SAN DIEGO, Calif. - Mutual fund companies are being compelled to give investors more information than they want or need and requirements could become more onerous, according to industry executives and some regulators.

Executives and regulators aired their views at the Investment Company Institute's tax and accounting conference here last week.

The ICI and the Securities and Exchange Commission are currently reviewing, and leaning towards opposing, a proposed law that would require funds to disclose to investors, twice a year, how much they would pay in taxes if they were to sell their shares. The bill, the Mutual Fund Tax Awareness Act of 1999, introduced March 1 by Rep. Paul Gillmore (R-Ohio), would also require companies to disclose the effect of taxes incurred through portfolio turnover, on returns. Currently, funds are not required to make any disclosures in this regard.

Conference speakers said they could see merit to reporting after-tax consequences of holdings turnover on a portfolio. However, the speakers saw more problems than benefits in disclosing to investors how much they would pay in taxes if they were to sell shares.

Reporting shareholders' mutual fund taxes cannot be standardized because of different federal tax brackets, said Susan Nash, senior assistant director of the SEC's division of investment management. And, even if a calculation could be made, it could not include state taxes because each state has its own tax structure, she said.

"It's hard to prescribe a standardized method and one that's understandable for the investor," she said. Given these difficulties, the SEC is questioning whether an after-tax return number is so hard to pin down that it would be meaningless, she said.

More importantly, after-tax return figures would mislead investors whose money is in tax-deferred defined contribution accounts or in annuity funds, she said.

The SEC is currently not scheduled to review the bill but plans to do so after it has addressed corporate governance, Nash said.

"Rep. Gillmore's bill is based on a bad premise because there is no one right way to do this, no correct methodology," said Robert Zack, senior vice president and associate general counsel of OppenheimerFunds of New York. "This action is also fraught with folly because taxes change greatly from year to year . . . and why single out the mutual fund industry and not the banking, brokerage or advisory industries?

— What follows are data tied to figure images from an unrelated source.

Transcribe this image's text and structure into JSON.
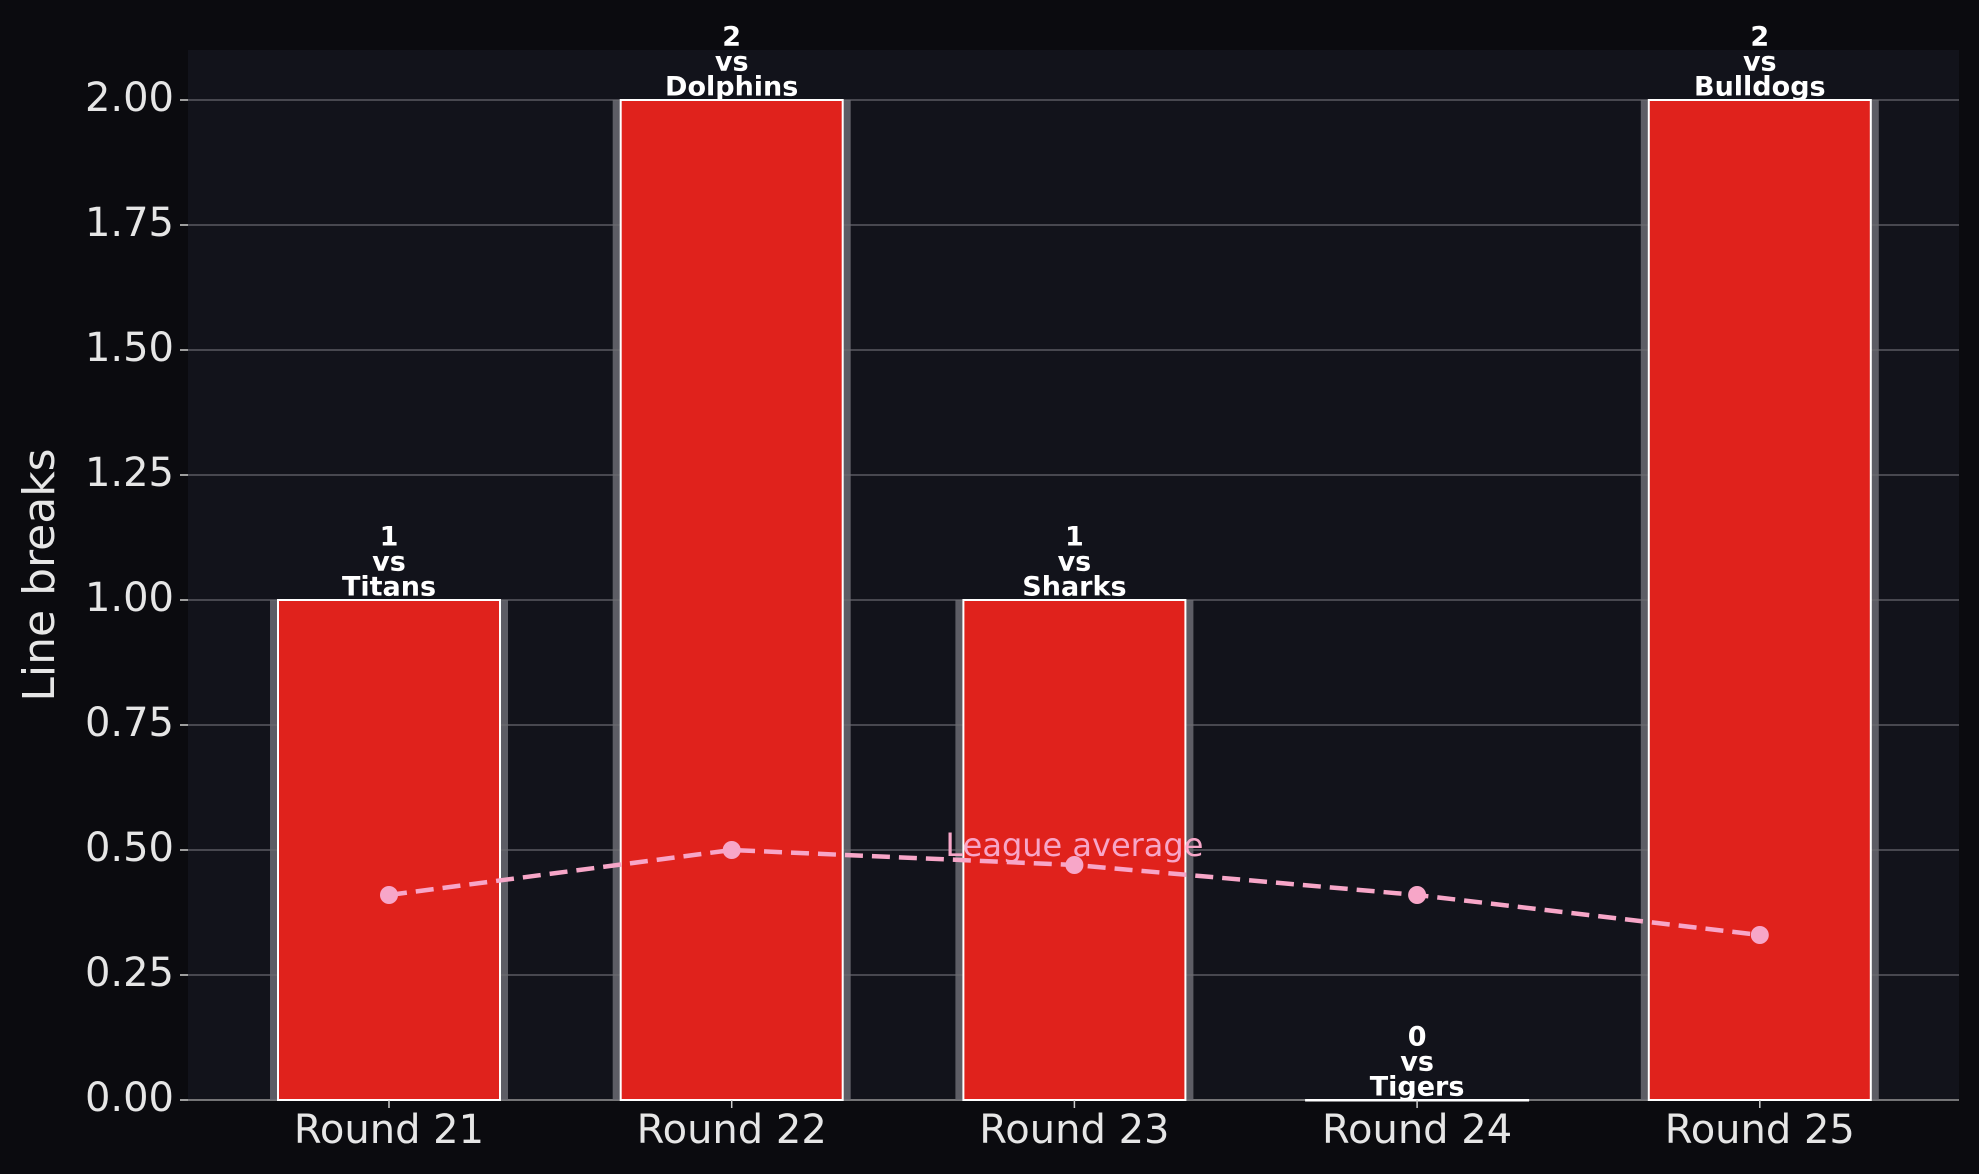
{
  "chart_data": {
    "type": "bar",
    "ylabel": "Line breaks",
    "categories": [
      "Round 21",
      "Round 22",
      "Round 23",
      "Round 24",
      "Round 25"
    ],
    "connector": "vs",
    "opponents": [
      "Titans",
      "Dolphins",
      "Sharks",
      "Tigers",
      "Bulldogs"
    ],
    "series": [
      {
        "name": "Line breaks",
        "type": "bar",
        "color": "#e0221c",
        "values": [
          1,
          2,
          1,
          0,
          2
        ]
      },
      {
        "name": "League average",
        "type": "line",
        "color": "#f7a6c8",
        "values": [
          0.41,
          0.5,
          0.47,
          0.41,
          0.33
        ]
      }
    ],
    "ylim": [
      0,
      2.1
    ],
    "yticks": [
      {
        "value": 0,
        "label": "0.00"
      },
      {
        "value": 0.25,
        "label": "0.25"
      },
      {
        "value": 0.5,
        "label": "0.50"
      },
      {
        "value": 0.75,
        "label": "0.75"
      },
      {
        "value": 1,
        "label": "1.00"
      },
      {
        "value": 1.25,
        "label": "1.25"
      },
      {
        "value": 1.5,
        "label": "1.50"
      },
      {
        "value": 1.75,
        "label": "1.75"
      },
      {
        "value": 2,
        "label": "2.00"
      }
    ],
    "grid": true
  }
}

If Congress singles us out, it leaves us at a distinct competitive disadvantage."

"No [tax-impact] methodology has been developed yet," David Jones, vice president of Fidelity Management and Research Company of Boston. "This is all still new." Fidelity provides after-tax information only for a few tax-efficient funds that it sells and in those cases, always uses the highest federal tax rate of 39.6 percent in making the calculations, he said.

Even if fund companies could offer investors individualized after-tax calculators on their web sites, no one would use them, Zack said.

"Our brokers, dealers and shareholders never have asked" about the tax consequences of their holdings, he said. In the worst-case scenario, "We'll tell investors: Here's an after-tax return," said Jones. "We are required to show it to you. Please don't look at it.'"

While industry executives expect to oppose the tax-disclosure measure, they also hope the SEC will simplify accounting rules for annual and semi-annual reports, conference speakers said.

The SEC is currently leaning towards amending Regulation S-X, Article 12.2, of the Investment Company Act to permit fund companies to list only those investments representing one percent or more of total holdings, said Brian Bullard, assistant chief accountant of the SEC's division of investment management. Currently, fund companies are required to list all holdings in their annual and semi-annual reports.

"This will save a tremendous amount of money now being spent on printing reports and make it easier for shareholders to read and understand them," said Joseph Grainger, a partner with Ernst & Young of New York. Marie Karpinski, vice president and treasurer of Legg Mason Funds of Baltimore, Md., said an amendment to Article 12.2 would be particularly beneficial for index funds or funds with Ginnie Mae or international holdings because these funds' lists of holdings can go on for "pages and pages."

In addition, the SEC is looking into reducing accounting requirements for complex products such as master/feeder funds, clones, multi-class funds and funds of funds, Bullard said.

"In a 1998 CFO letter, we discussed master/feeder funds and said that feeders needed masters' audited statements," Bullard said. "But we would now like to see if they could submit fewer financial statements and we are doing the same for funds of funds."